Like other progressive
groups, DSA rejects the notion that some “unified” fiscal cliff must be
addressed in the lame-duck session of Congress. It is in fact a “fiscal
obstacle course” that Congress should address without panic early in 2013, while
heeding the election results. A progressive solution would include restoring
all automatic domestic cuts, while making more strategic and deeper cuts in
defense procurement spending. The revenue for expanding domestic social welfare
spending can be raised by ending the Bush tax cuts for the top 2% and corporate
tax-giveaways, while instituting a modest financial transaction tax on stock
and bond transactions. In addition, Congress should restore the tradition of
not requiring a separate authorization vote every time the current debt ceiling
is crossed. Requiring such a vote provides the right with endless opportunities
to blackmail the Congress into counter-productive budget slashing.
Specifically, DSA advocates
that Congress pass legislation to:
1. Restore all the automatic
cuts to the domestic discretionary budget. These cuts would deny WIC nutrition
to 750,000 mothers and children, eliminate Title I funding for 1.8 million
low-income school children and would deny 734,000 households home heating
assistance.

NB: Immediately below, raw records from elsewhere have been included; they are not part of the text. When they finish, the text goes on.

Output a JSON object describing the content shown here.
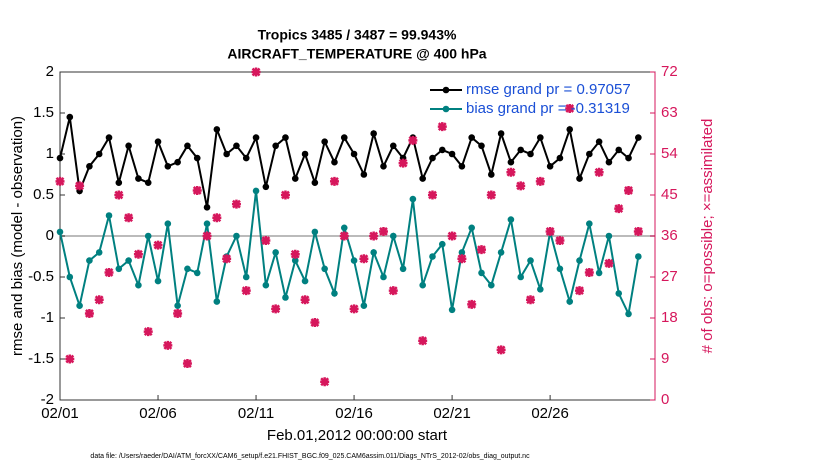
{
  "chart_data": {
    "type": "line",
    "title": "Tropics 3485 / 3487 = 99.943%",
    "subtitle": "AIRCRAFT_TEMPERATURE @ 400 hPa",
    "y_label": "rmse and bias (model - observation)",
    "y2_label": "# of obs: o=possible; ×=assimilated",
    "x_label": "Feb.01,2012 00:00:00 start",
    "footnote": "data file: /Users/raeder/DAI/ATM_forcXX/CAM6_setup/f.e21.FHIST_BGC.f09_025.CAM6assim.011/Diags_NTrS_2012-02/obs_diag_output.nc",
    "x": [
      0,
      0.5,
      1,
      1.5,
      2,
      2.5,
      3,
      3.5,
      4,
      4.5,
      5,
      5.5,
      6,
      6.5,
      7,
      7.5,
      8,
      8.5,
      9,
      9.5,
      10,
      10.5,
      11,
      11.5,
      12,
      12.5,
      13,
      13.5,
      14,
      14.5,
      15,
      15.5,
      16,
      16.5,
      17,
      17.5,
      18,
      18.5,
      19,
      19.5,
      20,
      20.5,
      21,
      21.5,
      22,
      22.5,
      23,
      23.5,
      24,
      24.5,
      25,
      25.5,
      26,
      26.5,
      27,
      27.5,
      28,
      28.5,
      29,
      29.5
    ],
    "xlim": [
      0,
      30.35
    ],
    "xticks": [
      {
        "value": 0,
        "label": "02/01"
      },
      {
        "value": 5,
        "label": "02/06"
      },
      {
        "value": 10,
        "label": "02/11"
      },
      {
        "value": 15,
        "label": "02/16"
      },
      {
        "value": 20,
        "label": "02/21"
      },
      {
        "value": 25,
        "label": "02/26"
      }
    ],
    "ylim": [
      -2,
      2
    ],
    "yticks": [
      -2,
      -1.5,
      -1,
      -0.5,
      0,
      0.5,
      1,
      1.5,
      2
    ],
    "y2lim": [
      0,
      72
    ],
    "y2ticks": [
      0,
      9,
      18,
      27,
      36,
      45,
      54,
      63,
      72
    ],
    "zero_line_color": "#bbbbbb",
    "series": [
      {
        "name": "rmse grand pr = 0.97057",
        "color": "#000000",
        "values": [
          0.95,
          1.45,
          0.55,
          0.85,
          1.0,
          1.2,
          0.65,
          1.1,
          0.7,
          0.65,
          1.15,
          0.85,
          0.9,
          1.1,
          0.95,
          0.35,
          1.3,
          1.0,
          1.1,
          0.95,
          1.2,
          0.6,
          1.1,
          1.2,
          0.7,
          1.0,
          0.65,
          1.15,
          0.9,
          1.2,
          1.0,
          0.75,
          1.25,
          0.85,
          1.1,
          0.95,
          1.2,
          0.7,
          0.95,
          1.05,
          1.0,
          0.85,
          1.2,
          1.1,
          0.75,
          1.25,
          0.9,
          1.05,
          1.0,
          1.2,
          0.85,
          0.95,
          1.3,
          0.7,
          1.0,
          1.15,
          0.9,
          1.05,
          0.95,
          1.2
        ]
      },
      {
        "name": "bias grand pr = -0.31319",
        "color": "#008080",
        "values": [
          0.05,
          -0.5,
          -0.85,
          -0.3,
          -0.2,
          0.25,
          -0.4,
          -0.3,
          -0.6,
          0.0,
          -0.55,
          0.15,
          -0.85,
          -0.4,
          -0.45,
          0.15,
          -0.8,
          -0.25,
          0.0,
          -0.5,
          0.55,
          -0.6,
          -0.2,
          -0.75,
          -0.3,
          -0.55,
          0.05,
          -0.4,
          -0.7,
          0.1,
          -0.3,
          -0.85,
          -0.2,
          -0.5,
          0.0,
          -0.4,
          0.45,
          -0.6,
          -0.25,
          -0.1,
          -0.9,
          -0.2,
          0.1,
          -0.45,
          -0.6,
          -0.2,
          0.2,
          -0.5,
          -0.3,
          -0.65,
          0.05,
          -0.4,
          -0.8,
          -0.3,
          0.15,
          -0.45,
          0.0,
          -0.7,
          -0.95,
          -0.25
        ]
      },
      {
        "color": "#d6175c",
        "axis": "y2",
        "marker": "x",
        "values": [
          48,
          9,
          47,
          19,
          22,
          28,
          45,
          40,
          32,
          15,
          34,
          12,
          19,
          8,
          46,
          36,
          40,
          31,
          43,
          24,
          72,
          35,
          20,
          45,
          32,
          22,
          17,
          4,
          48,
          36,
          20,
          31,
          36,
          37,
          24,
          52,
          57,
          13,
          45,
          60,
          36,
          31,
          21,
          33,
          45,
          11,
          50,
          47,
          22,
          48,
          37,
          35,
          64,
          24,
          28,
          50,
          30,
          42,
          46,
          37
        ]
      }
    ]
  }
}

In addition, it would cut financing of all federal regulatory
agencies by 10%.
2. Reauthorize federal
funding of extended unemployment insurance. Otherwise, on January 1, 1.5
million unemployed workers and their dependents will lose their unemployment
benefits.
3. Restore the improvements
to the Earned Income Tax Credit and the Child Care Credit that have reduced the
tax burden on the middle and working classes. To preserve the purchasing power
that would be lost by an end to the 2% FICA payroll tax cut, reintroduce the
2009 Recovery Act refundable tax credit of $500 for individuals and $1,000 for
families earning under $110,000.
4. Abolish the Bush tax cuts
on the top 2% and tax capital gains and stock dividends at the same rate as
earned income. Increase effective corporate taxation through the elimination of
corporate tax loopholes and corporate “tax expenditures.” These reforms would yield $275 billion
in additional annual revenue. In addition, instituting a “Robin Hood Tax” could
net another $300 billion in annual revenues.
(This financial transaction tax is a small sales tax , for example, 0.25 % on
all trading in stocks and debt instruments such as bonds, derivatives, and
futures.
5. Make major cuts in our
bloated defense budget, while creating a public jobs program that trains the
unemployed to rebuild infrastructure, creates an alternative energy grid and
expands mass transit.
6. Extend and strengthen
Social Security for future generations, funding enhancements by progressively
lifting the cap on earned income subject to the FICA tax and extending it to
income derived from capital.
7. Progressively extend and
strengthen Medicare/Medicaid, until it covers U.S. residents of all ages, while
installing effective cost controls.
DSA welcomes and will work
with broad national and local coalitions that are forming to fight cuts in
Social Security, Medicare and Medicaid; to preserve programs that benefit the
working poor and most vulnerable; to promote greater investment in public
education and healthcare and to raise revenues by taxing the rich and
corporations. We also support
Tavis Smiley’s and DSA National Honorary Chair Cornel West’s call for President
Obama to convene a White House conference on poverty.